Everything about the film is very un-Russian. Not only everyone speaks English and even the signs are in the language of Shakespeare, plus also the actors don’t look particularly Russian. The round Slavonic faces are fairly absent. The body language isn’t Russian, either. Russian are mostly stern and stoic, not the goofy scoundrels created by the Scottish satirist Armando Iannucci, who directed the film. The f-word is used abundantly throughout, as are jokes about “kicking the arse” and “sticking a crucifix…”, yes the very same orifice. How witty.

Blimey, but this is a comedy, isn’t it? This is a mockery and so it’s intended to be barbaric and exaggerated, right? Well, comedy is not a carte blanche for bigotry. There are limits of what’s acceptable. We have grown to dismiss blackface and exaggerated representations of homosexuals as a no-go. The humour of The Death of Stalin is plainly founded on xenophobia and prejudices, and so it belongs in a very similar category. This is not black humour, this is blackface. Laughing at someone dead on a pool of piss is neither funny nor subversive. It’s simply silly and vulgar. Despite the presence of Michael Palin, The Death of Stalin simply isn’t The Life of Brian (Terry Jones, 1979).
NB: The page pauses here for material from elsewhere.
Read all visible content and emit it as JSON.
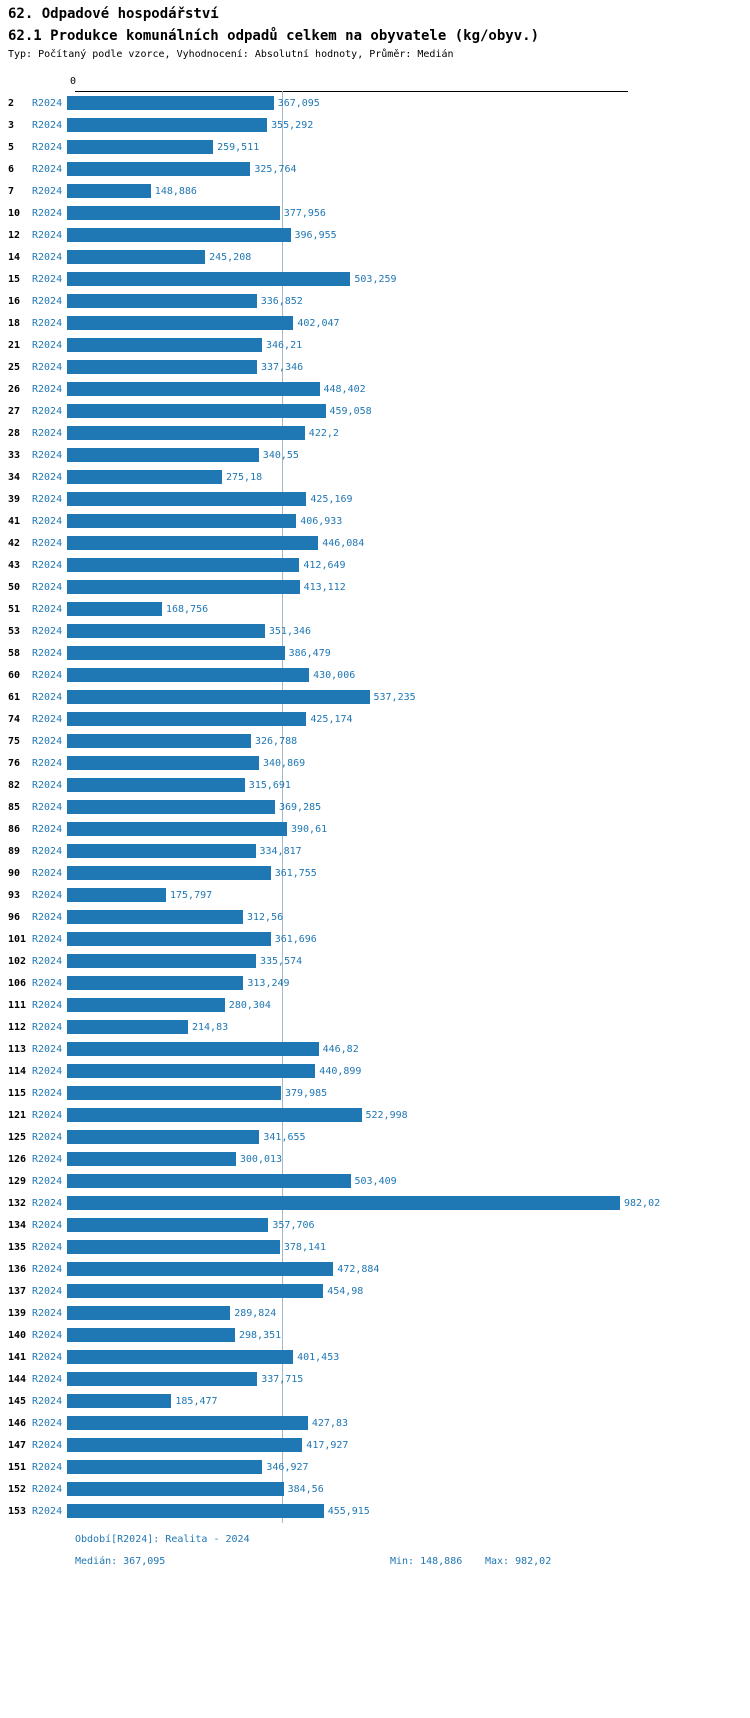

By comparison, how would people in the UK feel about a film mocking Churchill? My comparison is neither frivolous nor untimely. Firstly, Churchill and Stalin ruled at roughly the same time. And a film about Churchill was made earlier this year, which did little but to celebrate the resilience of the British leader. Plus another one is being released in a couple of months, and it looks like it’s going to be just as celebratory of the “greatest British person ever”. Can you imagine if either of these films laughed at Churchill’s dead body, his alcoholism, his racism or his gassing of people in Mesopotamia? It would cause an outrage. Well, I think that people in glasshouses shouldn’t throw stones. That’s why I recommend that you don’t watch The Death of Stalin. That is, unless you simply love to hate Russia, and have no interest in their culture.

Cinema isn’t alone in its biased portrayal of Russian history. The BBC documentary Russia 1917: Countdown to the Revolution paints Soviet leaders and foible and hesitant, and it even questions whether the Russian Revolution – as grassroots as a revolution can be – was in fact a coup d’état. You can watch it (or not) by clicking here.

The Death of Stalin is showing in cinemas across the UK on Friday October 20th. It’s out on all major VoD platforms in April 2018. On Netflix on Wednesday, April 28th (2021).